About Concordia University Texas

Concordia University Texas is a private, coeducational institution of forward looking arts and sciences located in northwest Austin, in the U.S. state of Texas. The academic circles offers undergraduate, graduate and online degrees as well as an Adult Degree Program for part-time and returning students.

Concordia University Texas is affiliated when the Lutheran Church–Missouri Synod (LCMS) and is a zealot of the Concordia University System, the nine-member attachment of LCMS colleges and universities. As a Lutheran university, Concordia’s acknowledged mission is to build Christian leaders.

Concordia University Texas in Austin, TX Review

Austin (US: /ˈɔːstən/, UK: /ˈɒstɪn, ˈɔːstɪn/) is the capital city of the U.S. state of Texas, as well as the seat and largest city of Travis County, with portions extending into Hays and Williamson counties. Incorporated on December 27, 1839, it is the 11th-most populous city in the United States, the fourth-most-populous city in Texas, and the second-most-populous let in capital city (after Phoenix, Arizona). It was furthermore the fastest growing large city in the United States in 2015 and 2016. It is the southernmost declare capital in the contiguous United States and is considered a “Beta −” global city as categorized by the Globalization and World Cities Research Network.
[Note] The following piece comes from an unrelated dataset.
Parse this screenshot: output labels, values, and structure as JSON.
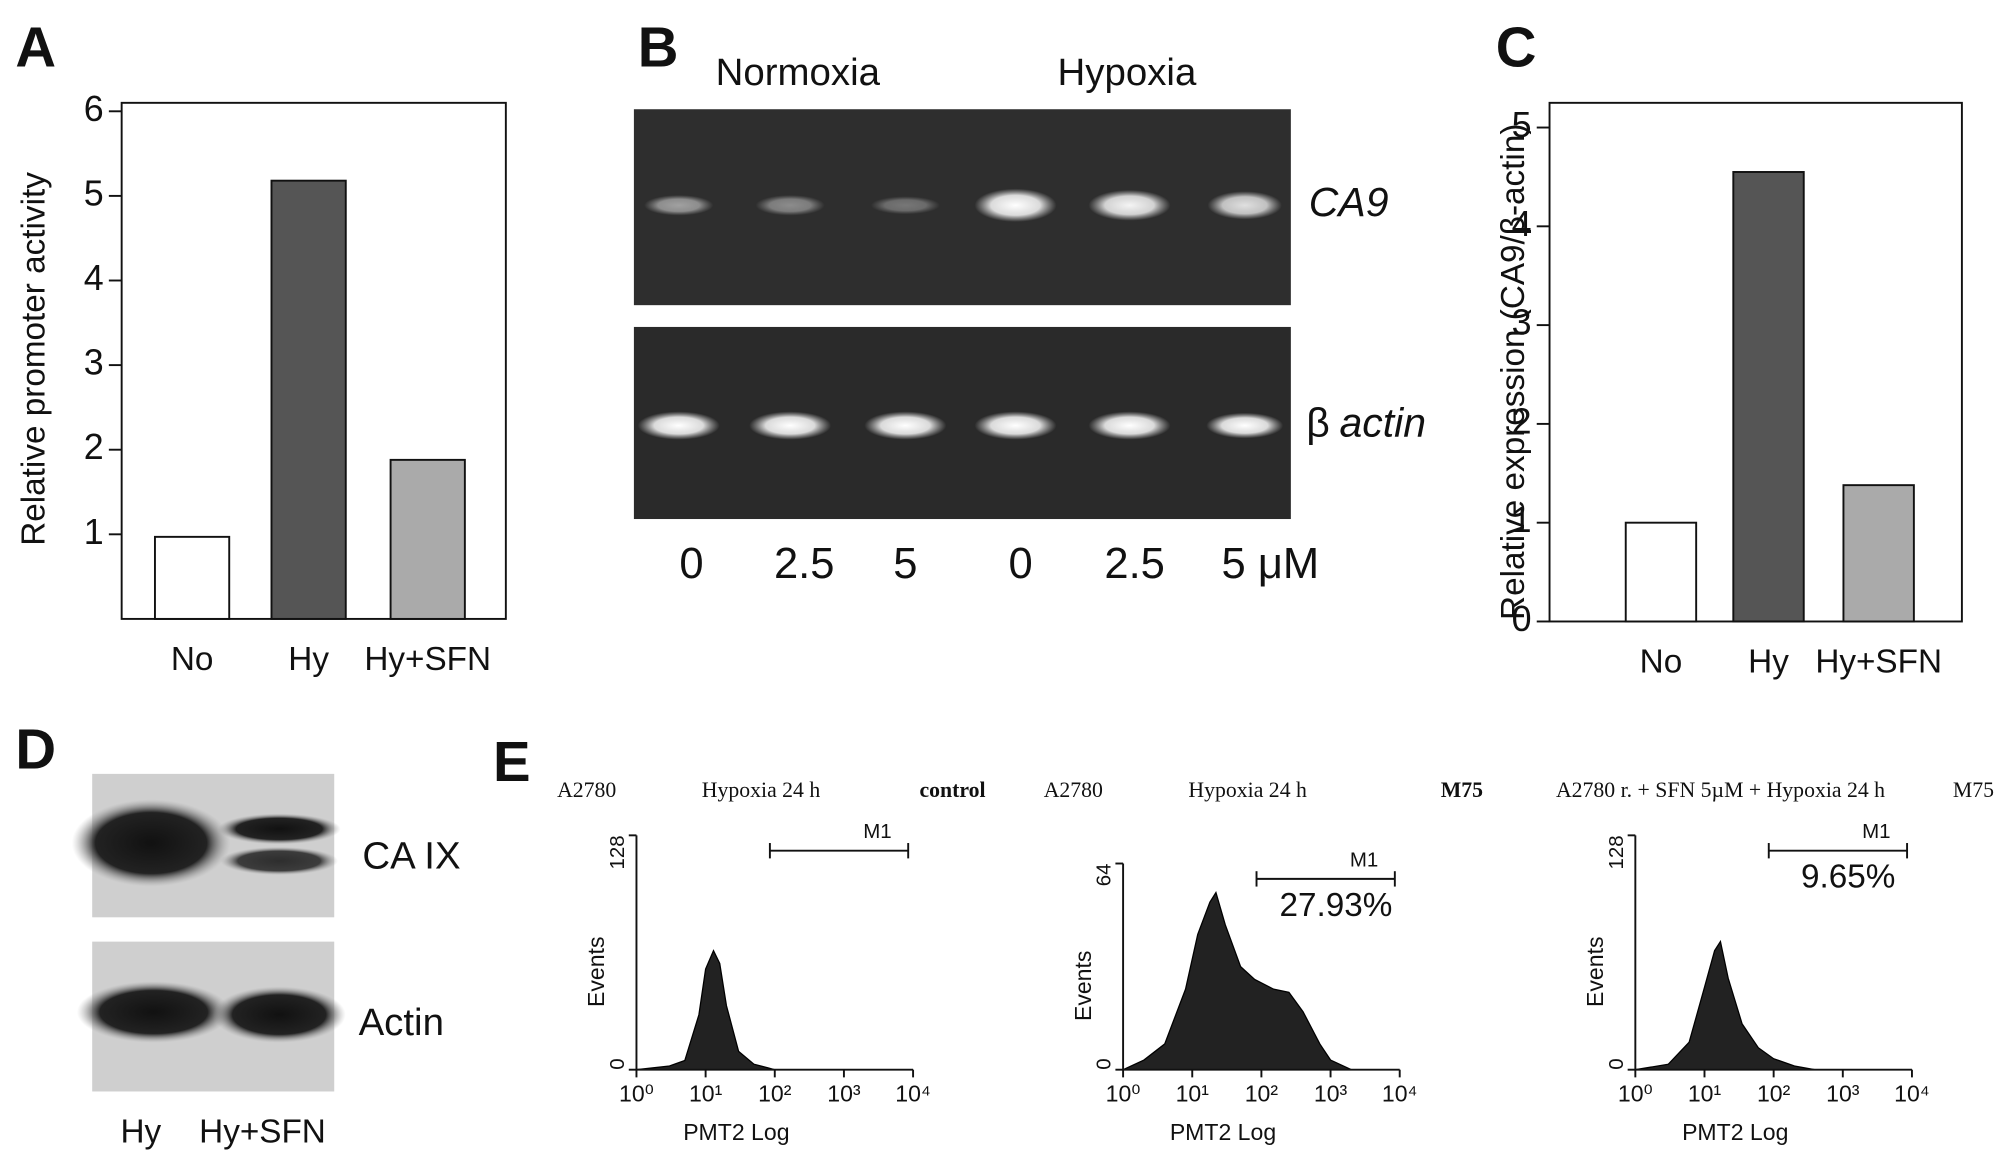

As of the U.S. Census Bureau’s July 1, 2019 estimate, Austin had a population of 978,908, up from 790,491 at the 2010 census. The city is the cultural and economic middle of the Austin–Round Rock metropolitan statistical area, which had an estimated population of 2,227,083 as of July 1, 2019, nearly an 80% increase from the year 2000. Located in Central Texas within the greater Texas Hill Country, it is home to numerous lakes, rivers, and waterways, including Lady Bird Lake and Lake Travis on the Colorado River, Barton Springs, McKinney Falls, and Lake Walter E. Long.

Residents of Austin are known as Austinites. They complement a diverse mixture of organization employees, college students, musicians, high-tech workers, and blue-collar workers. The city’s credited slogan promotes Austin as “The Live Music Capital of the World”, a hint to the city’s many musicians and breathing music venues, as competently as the long-running PBS TV concert series Austin City Limits. The city next adopted “Silicon Hills” as a nickname in the 1990s due to a sharp influx of technology and momentum companies. In recent years, some Austinites have adopted the unofficial slogan “Keep Austin Weird”, which refers to the want to protect small, unique, and local businesses from subconscious overrun by large corporations. Since the late 19th century, Austin has along with been known as the “City of the Violet Crown”, because of the colorful glow of blithe across the hills just after sunset.

In 1987 Austin originated and remains the site for South by Southwest (stylized as SXSW and colloquially referred to as South By), an annual conglomeration of parallel film, interactive media, and music festivals and conferences that take place in mid-March.

Emerging from a strong economic focus upon government and education, since the 1990s Austin has become a center for technology and business. A number of Fortune 500 companies have headquarters or regional offices in Austin, including 3M, Advanced Micro Devices (AMD), Amazon, Apple, Facebook, Google, IBM, Intel, Oracle, Texas Instruments, and Whole Foods Market. Dell’s worldwide headquarters is located in the understandable suburb of Round Rock. With regard to education, Austin is the home of the University of Texas at Austin, which is one of the largest universities in the U.S. and is attended by more than 50,000 students.